Body mass index as a determinant of clozapine plasma concentrations: A pharmacokinetic-based hypothesis
M. I. Kuzin, Ekkehard Haen, Christoph Hiemke, Benjamin Bochon, Karolina Bochon, Gerhard Gründer, Michael Paulzen, Georgios Schoretsanitis
Abstract
Background: Knowledge regarding the impact of body composition measures on pharmacokinetics of antipsychotics is limited. Aims: Our aim was to investigate the impact of body weight and body mass index on clozapine pharmacokinetics using a therapeutic drug monitoring database. Methods: A large therapeutic drug monitoring dataset of clozapine plasma concentrations considering three patient subgroups was analysed: a control group (CLZ 0 , 20–30 kg/m 2 , n=266), a group with high body mass index (CLZ high , body mass index ⩾30 kg/m 2 , n=162) and with low body mass index values (CLZ low , body mass index <20 kg/m 2 , n=27). Comparisons of plasma and dose-adjusted plasma concentrations (C/D) of clozapine were based on the Spearman’s correlation ( rs), Kruskal Wallis and Mann-Whitney-U tests. For percentages we used the Pearson chi-square test (χ 2 ). To assess effects of confounders we used bootstrapping analysis of covariates. Results/outcomes: Regarding demographic characteristics, groups differed only for sex percentage with more females than males in CLZ low and CLZ high compared to CLZ 0 ( p=0.001 for χ 2 test). Plasma and C/D values were positively associated with body mass index ( rs=0.108, p=0.022 and rs=0.156, p=0.001 respectively).
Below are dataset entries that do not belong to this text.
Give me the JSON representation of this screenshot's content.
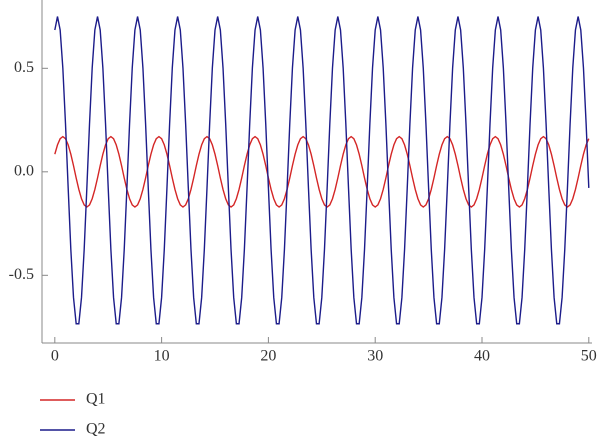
{
  "chart_data": {
    "type": "line",
    "x": [
      0,
      0.25,
      0.5,
      0.75,
      1,
      1.25,
      1.5,
      1.75,
      2,
      2.25,
      2.5,
      2.75,
      3,
      3.25,
      3.5,
      3.75,
      4,
      4.25,
      4.5,
      4.75,
      5,
      5.25,
      5.5,
      5.75,
      6,
      6.25,
      6.5,
      6.75,
      7,
      7.25,
      7.5,
      7.75,
      8,
      8.25,
      8.5,
      8.75,
      9,
      9.25,
      9.5,
      9.75,
      10,
      10.25,
      10.5,
      10.75,
      11,
      11.25,
      11.5,
      11.75,
      12,
      12.25,
      12.5,
      12.75,
      13,
      13.25,
      13.5,
      13.75,
      14,
      14.25,
      14.5,
      14.75,
      15,
      15.25,
      15.5,
      15.75,
      16,
      16.25,
      16.5,
      16.75,
      17,
      17.25,
      17.5,
      17.75,
      18,
      18.25,
      18.5,
      18.75,
      19,
      19.25,
      19.5,
      19.75,
      20,
      20.25,
      20.5,
      20.75,
      21,
      21.25,
      21.5,
      21.75,
      22,
      22.25,
      22.5,
      22.75,
      23,
      23.25,
      23.5,
      23.75,
      24,
      24.25,
      24.5,
      24.75,
      25,
      25.25,
      25.5,
      25.75,
      26,
      26.25,
      26.5,
      26.75,
      27,
      27.25,
      27.5,
      27.75,
      28,
      28.25,
      28.5,
      28.75,
      29,
      29.25,
      29.5,
      29.75,
      30,
      30.25,
      30.5,
      30.75,
      31,
      31.25,
      31.5,
      31.75,
      32,
      32.25,
      32.5,
      32.75,
      33,
      33.25,
      33.5,
      33.75,
      34,
      34.25,
      34.5,
      34.75,
      35,
      35.25,
      35.5,
      35.75,
      36,
      36.25,
      36.5,
      36.75,
      37,
      37.25,
      37.5,
      37.75,
      38,
      38.25,
      38.5,
      38.75,
      39,
      39.25,
      39.5,
      39.75,
      40,
      40.25,
      40.5,
      40.75,
      41,
      41.25,
      41.5,
      41.75,
      42,
      42.25,
      42.5,
      42.75,
      43,
      43.25,
      43.5,
      43.75,
      44,
      44.25,
      44.5,
      44.75,
      45,
      45.25,
      45.5,
      45.75,
      46,
      46.25,
      46.5,
      46.75,
      47,
      47.25,
      47.5,
      47.75,
      48,
      48.25,
      48.5,
      48.75,
      49,
      49.25,
      49.5,
      49.75,
      50
    ],
    "series": [
      {
        "name": "Q1",
        "color": "#d42626",
        "values": [
          0.085,
          0.13,
          0.16,
          0.17,
          0.16,
          0.13,
          0.085,
          0.03,
          -0.03,
          -0.085,
          -0.13,
          -0.16,
          -0.17,
          -0.16,
          -0.13,
          -0.085,
          -0.03,
          0.03,
          0.085,
          0.13,
          0.16,
          0.17,
          0.16,
          0.13,
          0.085,
          0.03,
          -0.03,
          -0.085,
          -0.13,
          -0.16,
          -0.17,
          -0.16,
          -0.13,
          -0.085,
          -0.03,
          0.03,
          0.085,
          0.13,
          0.16,
          0.17,
          0.16,
          0.13,
          0.085,
          0.03,
          -0.03,
          -0.085,
          -0.13,
          -0.16,
          -0.17,
          -0.16,
          -0.13,
          -0.085,
          -0.03,
          0.03,
          0.085,
          0.13,
          0.16,
          0.17,
          0.16,
          0.13,
          0.085,
          0.03,
          -0.03,
          -0.085,
          -0.13,
          -0.16,
          -0.17,
          -0.16,
          -0.13,
          -0.085,
          -0.03,
          0.03,
          0.085,
          0.13,
          0.16,
          0.17,
          0.16,
          0.13,
          0.085,
          0.03,
          -0.03,
          -0.085,
          -0.13,
          -0.16,
          -0.17,
          -0.16,
          -0.13,
          -0.085,
          -0.03,
          0.03,
          0.085,
          0.13,
          0.16,
          0.17,
          0.16,
          0.13,
          0.085,
          0.03,
          -0.03,
          -0.085,
          -0.13,
          -0.16,
          -0.17,
          -0.16,
          -0.13,
          -0.085,
          -0.03,
          0.03,
          0.085,
          0.13,
          0.16,
          0.17,
          0.16,
          0.13,
          0.085,
          0.03,
          -0.03,
          -0.085,
          -0.13,
          -0.16,
          -0.17,
          -0.16,
          -0.13,
          -0.085,
          -0.03,
          0.03,
          0.085,
          0.13,
          0.16,
          0.17,
          0.16,
          0.13,
          0.085,
          0.03,
          -0.03,
          -0.085,
          -0.13,
          -0.16,
          -0.17,
          -0.16,
          -0.13,
          -0.085,
          -0.03,
          0.03,
          0.085,
          0.13,
          0.16,
          0.17,
          0.16,
          0.13,
          0.085,
          0.03,
          -0.03,
          -0.085,
          -0.13,
          -0.16,
          -0.17,
          -0.16,
          -0.13,
          -0.085,
          -0.03,
          0.03,
          0.085,
          0.13,
          0.16,
          0.17,
          0.16,
          0.13,
          0.085,
          0.03,
          -0.03,
          -0.085,
          -0.13,
          -0.16,
          -0.17,
          -0.16,
          -0.13,
          -0.085,
          -0.03,
          0.03,
          0.085,
          0.13,
          0.16,
          0.17,
          0.16,
          0.13,
          0.085,
          0.03,
          -0.03,
          -0.085,
          -0.13,
          -0.16,
          -0.17,
          -0.16,
          -0.13,
          -0.085,
          -0.03,
          0.03,
          0.085,
          0.13,
          0.16
        ]
      },
      {
        "name": "Q2",
        "color": "#1c1c8a",
        "values": [
          0.685,
          0.75,
          0.685,
          0.502,
          0.232,
          -0.078,
          -0.375,
          -0.607,
          -0.734,
          -0.734,
          -0.607,
          -0.375,
          -0.078,
          0.232,
          0.502,
          0.685,
          0.75,
          0.685,
          0.502,
          0.232,
          -0.078,
          -0.375,
          -0.607,
          -0.734,
          -0.734,
          -0.607,
          -0.375,
          -0.078,
          0.232,
          0.502,
          0.685,
          0.75,
          0.685,
          0.502,
          0.232,
          -0.078,
          -0.375,
          -0.607,
          -0.734,
          -0.734,
          -0.607,
          -0.375,
          -0.078,
          0.232,
          0.502,
          0.685,
          0.75,
          0.685,
          0.502,
          0.232,
          -0.078,
          -0.375,
          -0.607,
          -0.734,
          -0.734,
          -0.607,
          -0.375,
          -0.078,
          0.232,
          0.502,
          0.685,
          0.75,
          0.685,
          0.502,
          0.232,
          -0.078,
          -0.375,
          -0.607,
          -0.734,
          -0.734,
          -0.607,
          -0.375,
          -0.078,
          0.232,
          0.502,
          0.685,
          0.75,
          0.685,
          0.502,
          0.232,
          -0.078,
          -0.375,
          -0.607,
          -0.734,
          -0.734,
          -0.607,
          -0.375,
          -0.078,
          0.232,
          0.502,
          0.685,
          0.75,
          0.685,
          0.502,
          0.232,
          -0.078,
          -0.375,
          -0.607,
          -0.734,
          -0.734,
          -0.607,
          -0.375,
          -0.078,
          0.232,
          0.502,
          0.685,
          0.75,
          0.685,
          0.502,
          0.232,
          -0.078,
          -0.375,
          -0.607,
          -0.734,
          -0.734,
          -0.607,
          -0.375,
          -0.078,
          0.232,
          0.502,
          0.685,
          0.75,
          0.685,
          0.502,
          0.232,
          -0.078,
          -0.375,
          -0.607,
          -0.734,
          -0.734,
          -0.607,
          -0.375,
          -0.078,
          0.232,
          0.502,
          0.685,
          0.75,
          0.685,
          0.502,
          0.232,
          -0.078,
          -0.375,
          -0.607,
          -0.734,
          -0.734,
          -0.607,
          -0.375,
          -0.078,
          0.232,
          0.502,
          0.685,
          0.75,
          0.685,
          0.502,
          0.232,
          -0.078,
          -0.375,
          -0.607,
          -0.734,
          -0.734,
          -0.607,
          -0.375,
          -0.078,
          0.232,
          0.502,
          0.685,
          0.75,
          0.685,
          0.502,
          0.232,
          -0.078,
          -0.375,
          -0.607,
          -0.734,
          -0.734,
          -0.607,
          -0.375,
          -0.078,
          0.232,
          0.502,
          0.685,
          0.75,
          0.685,
          0.502,
          0.232,
          -0.078,
          -0.375,
          -0.607,
          -0.734,
          -0.734,
          -0.607,
          -0.375,
          -0.078,
          0.232,
          0.502,
          0.685,
          0.75,
          0.685,
          0.502,
          0.232,
          -0.078
        ]
      }
    ],
    "xlim": [
      -1.2,
      50.3
    ],
    "ylim": [
      -0.827,
      0.83
    ],
    "xticks": [
      0,
      10,
      20,
      30,
      40,
      50
    ],
    "yticks": [
      -0.5,
      {
        "value": 0,
        "label": "0.0"
      },
      0.5
    ],
    "legend": "bottom-left"
  }
}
Intergroup differences were observed for plasma and dose-adjusted concentrations of clozapine ( p=0.031 and p=0.029 for Kruskal Wallis respectively): post-hoc pairwise comparisons showed higher plasma concentrations and C/D of clozapine in CLZ high compared to CLZ 0 ( p=0.014 and p=0.007 respectively for Mann-Whitney U-test), by mean 21 and 18%, respectively. Differences for C/D values remained after accounting for sex ( p=0.02). Conclusions/interpretation: In obese patients, bioavailability, distribution or elimination of clozapine may be altered due to increased clozapine deposits in fat tissue and hepatic enzyme activity changes.